Bad Games People Still Play: Telephone

Telephone, or Chinese Whispers, is a simple, and very popular game for kids. Cellobone, or Chinese whimpers, Lisa Thimble, and very popular gamer orchids. But if you’ve ever tried playing Telephone past the age of 12, you’ll know that it just doesn’t work anymore.

People either hear the message perfectly, and pass it along, or they hear the message perfectly, and then try to corrupt it in some ‘hilarious’ way. Usually by changing a few words to ‘poop’, or by outright substitution with their own message.

And you can’t really blame the corrupters. Without them the message wouldn’t change at all, which doesn’t make the game much fun. But rather than jury-rigging the verdict, could the game itself be tinkered with? How do you make telephone fun again?

Side question: Will the game still be called Telephone in 50 years when we're all speaking via microchips in our brains?

Side question: Will the game still be called Telephone in 50 years when we’re all speaking via microchips in our brains?

One of the problems with Telephone is that it is too easy to hear and understand people. You could play with crackers in your mouth, speak quickly or only in Bane impersonations, but there’s another bigger problem, which is that people seldom mishear words as other sillier words. Instead they hear garbled syllables, nothing distinct enough to repeat.

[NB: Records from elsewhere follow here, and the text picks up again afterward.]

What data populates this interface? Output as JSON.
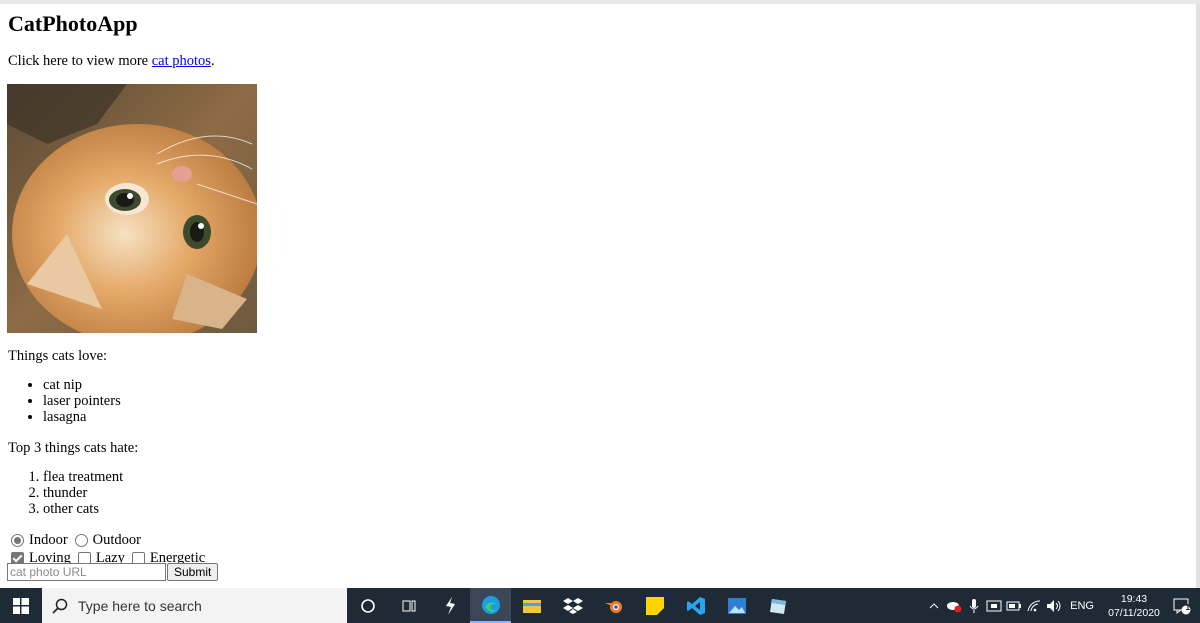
{
  "page": {
    "title": "CatPhotoApp",
    "intro_text": "Click here to view more ",
    "intro_link": "cat photos",
    "intro_end": ".",
    "image_alt": "A cute orange cat lying on its back.",
    "love_label": "Things cats love:",
    "loves": [
      "cat nip",
      "laser pointers",
      "lasagna"
    ],
    "hate_label": "Top 3 things cats hate:",
    "hates": [
      "flea treatment",
      "thunder",
      "other cats"
    ],
    "radio_indoor": "Indoor",
    "radio_outdoor": "Outdoor",
    "check_loving": "Loving",
    "check_lazy": "Lazy",
    "check_energetic": "Energetic",
    "url_placeholder": "cat photo URL",
    "submit_label": "Submit"
  },
  "taskbar": {
    "search_placeholder": "Type here to search",
    "apps": [
      "cortana-icon",
      "task-view-icon",
      "app-icon",
      "edge-icon",
      "file-explorer-icon",
      "dropbox-icon",
      "blender-icon",
      "sticky-notes-icon",
      "vscode-icon",
      "photos-icon",
      "app-icon-2"
    ],
    "language": "ENG",
    "time": "19:43",
    "date": "07/11/2020",
    "notification_count": "1"
  }
}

If the parts of the message are not understood, they are either dropped or they are `fixed` to maintain a sensical message. This does alter the original sentence, but does not produce a string of random English words in strange syntax. Seldom do you get the phonetically-similar gibberish that people find so funny. Telephone needs bigger changes than just disguising your voice.

In telephone, players are told to just repeat the message, and let the magic of miscommunication guide the sentence, but as discussed, this only works with tots. And why should they have all the fun? Those who intentionally corrupt messages are on to something with their rebellious interloping, but we can’t have complete anarchy either.

If players can change the sentence however they choose, then the last player has the final say, and all the creativity of the preceding chain could be discarded. You should be instructed to change sentences, but only to a certain extent, or according to certain rules.

For example, players could have to reword the sentence entirely, but attempt to keep the meaning as similar as possible. If the message began as
“Biscuits are nice eating, yes?”, the next player might relay
“Cookies is good consumption, yeah?”, then the next player whispers
“Treats be fine food, sure?”.

Since the message is whispered, one person to the next, players don’t know which synonyms have already been used, and so the message could end up back where it started. But because of the vagaries of English, and the caprice of players, you’re more likely to end up with something barely recognizable and delightfully silly.

Similarly, players can be instructed to say the exact opposite of what was just said.
“Biscuits are nice eating, yes?” could become
“Garbage ain’t mean pooping, no?” which becomes
“Goods are kind peeing, yes?” and so on.

This works best with an odd number of players, so that the final message could come out the same as the first. But of course, it’s more likely to spiral into gibberish, which is much preferable.

Other methods include swapping out one word with another of your choice, adding another word to the end of the sentence, or by quickly drawing and copying pictures instead of speaking.

You can also play on actual phones over a long period of time with scandalous stories about other players standing in for the message. This variation is called 'gossiping'.

You can also play on actual phones over a long period of time with scandalous stories about other players standing in for the message. This variation is called ‘gossiping’.

So what’s so fun about Telephone and its variants? Surely there are easier ways to produce gibberish sentences. Easier, yes. But the process of playing Telephone has its own appeal.

There’s the appeal of coming up with the input sentence, the suspense of wondering how or if it will change. There’s appeal in getting to reveal the output, of delivering the silly sentence that will have the party of players howling with laughter, as though you had told a brilliant joke. There’s appeal in seeing how rapidly and dramatically a message can change by simple increments, and in tracing back its progress from nonsense to sense.

Moreover, Telephone speaks to us as social creatures, as storytellers. It shows that messages are corrupted or exaggerated by simply travelling. The game is a microcosm of how humans spread information, whether rumor or fact, anecdote or myth. David Cross once jested that the bible was the world’s longest game of Telephone.

But its not just the bible, in every thing we say, every time we communicate, some things get lost and others get added. It even happens when we `talk` to ourselves. Whenever we recall memories and experiences, things are lost and added. We might not notice it as much on a daily basis, but given a long enough timeline every message turns into gibberish. Purple monkey dishwasher.